Kein Dirndl-Knigge, denn in der Tracht gibt's keine Sünd'
Nathalie Grossschädl in FALTER 30/2024 vom 26.07.2024 (S. 28)
Das Dirndl ist Jahr für Jahr Hauptakteur der Oktoberfestfolklore und darf auf keinem Kirtag fehlen. Vor fast 100 Jahren firmierte die alte alpenländische Volkstracht kurzzeitig als "mode à la Tyrolienne" in Modemagazinen. Dabei hat das Kleidungsstück eher Salzburger Wurzeln, erzählt die Südtiroler Ethnologin Elsbeth Wallnöfer in ihrem schmalen Buch "How to wear a Dirndl" über die Historie des Trachtenkleids. Später habe der Designer Carl Mayr, Bonvivant aus Henndorf am Wallersee, in den 1930er-Jahren die Schickeria im Salzburger Festspielmilieu auf das Couture-Dirndl gebracht.
Nach dem Ersten Weltkrieg avancierte das Kleid zum Lieblingsoutfit für besondere Anlässe, und zur Faschingszeit waren Dirndlbälle angesagt, sogar in Wien: "Im März 1921 fand im Casino am Schwarzenbergplatz der erste Dirndlball statt." Und dann, bevor das Dirndl dank der kosmopolitisch ausgerichteten Festspiele international abheben konnte, legte sich der Mief über das Gewand. Mit dem Aufstieg der Nazis wurde die ursprünglich von kirchlichen Traditionen geprägte Tracht mit NS-Ideologie aufgeladen.
Dennoch schaffte sie es nach 1945, als Zeichen österreichischer Gemütlichkeit mit unpolitischem Charme aufzutreten.
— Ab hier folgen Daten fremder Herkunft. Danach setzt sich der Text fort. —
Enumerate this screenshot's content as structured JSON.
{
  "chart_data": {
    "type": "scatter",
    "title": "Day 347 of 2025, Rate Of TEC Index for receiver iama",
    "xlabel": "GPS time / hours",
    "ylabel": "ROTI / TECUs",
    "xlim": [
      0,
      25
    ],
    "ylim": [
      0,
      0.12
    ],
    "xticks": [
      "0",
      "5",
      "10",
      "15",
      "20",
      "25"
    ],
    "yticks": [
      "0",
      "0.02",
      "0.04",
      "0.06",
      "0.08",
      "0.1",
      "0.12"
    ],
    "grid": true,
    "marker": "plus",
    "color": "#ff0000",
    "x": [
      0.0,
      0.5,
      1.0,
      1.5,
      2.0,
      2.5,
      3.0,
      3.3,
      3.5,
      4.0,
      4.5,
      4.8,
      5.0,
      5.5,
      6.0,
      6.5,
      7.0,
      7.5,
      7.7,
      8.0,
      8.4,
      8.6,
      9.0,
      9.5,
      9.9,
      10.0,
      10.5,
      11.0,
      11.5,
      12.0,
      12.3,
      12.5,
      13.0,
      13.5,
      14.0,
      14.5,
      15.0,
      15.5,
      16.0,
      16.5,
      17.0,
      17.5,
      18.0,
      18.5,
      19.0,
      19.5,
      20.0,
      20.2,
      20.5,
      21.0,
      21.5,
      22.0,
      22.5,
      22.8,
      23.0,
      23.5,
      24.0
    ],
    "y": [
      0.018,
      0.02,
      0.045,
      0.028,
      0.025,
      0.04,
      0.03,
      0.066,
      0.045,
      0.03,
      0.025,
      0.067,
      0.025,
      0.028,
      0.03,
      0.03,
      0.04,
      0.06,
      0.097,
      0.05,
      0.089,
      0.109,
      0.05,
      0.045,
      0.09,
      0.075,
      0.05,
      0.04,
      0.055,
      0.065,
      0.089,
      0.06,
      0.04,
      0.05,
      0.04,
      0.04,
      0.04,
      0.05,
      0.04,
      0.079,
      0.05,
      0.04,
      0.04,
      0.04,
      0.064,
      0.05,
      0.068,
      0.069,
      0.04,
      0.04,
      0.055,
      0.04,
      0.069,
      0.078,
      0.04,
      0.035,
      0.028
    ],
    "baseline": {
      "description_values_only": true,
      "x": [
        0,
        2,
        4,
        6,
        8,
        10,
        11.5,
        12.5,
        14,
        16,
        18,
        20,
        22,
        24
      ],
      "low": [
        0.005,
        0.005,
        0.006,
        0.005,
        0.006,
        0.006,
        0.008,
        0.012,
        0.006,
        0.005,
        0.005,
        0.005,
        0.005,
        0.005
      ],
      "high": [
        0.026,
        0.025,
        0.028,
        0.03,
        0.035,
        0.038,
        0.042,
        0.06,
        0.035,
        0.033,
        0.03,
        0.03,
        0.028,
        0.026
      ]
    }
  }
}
Der "Austrian Look" habe zur Imagepolitur als treuherziges Dirndl-Charming-Land wesentlich beigetragen, so Wallnöfer.
Die Heimatexpertin lässt in ihrem 100-Seiter auch Softporno-Kassenschlager wie "Unterm Dirndl wird gejodelt" mit Konstantin Wecker nicht unerwähnt und erklärt, wie sich das Prêt-à-porter-Teil zur Konsumklamotte entwickelte. Sogar US-Star Kim Kardashian trägt bei Bayernbesuchen Edeldirndl. Eine Gebrauchsanweisung benötige das Dirndl nicht, meint Wallnöfer, denn wie überall in der Mode sei auch in der Tracht alles erlaubt. Das Buch setzt sich spannend mit der Befreiung eines Kleidungsstücks auseinander und liest sich so spritzig, dass es sogar als Schwimmbadlektüre taugt.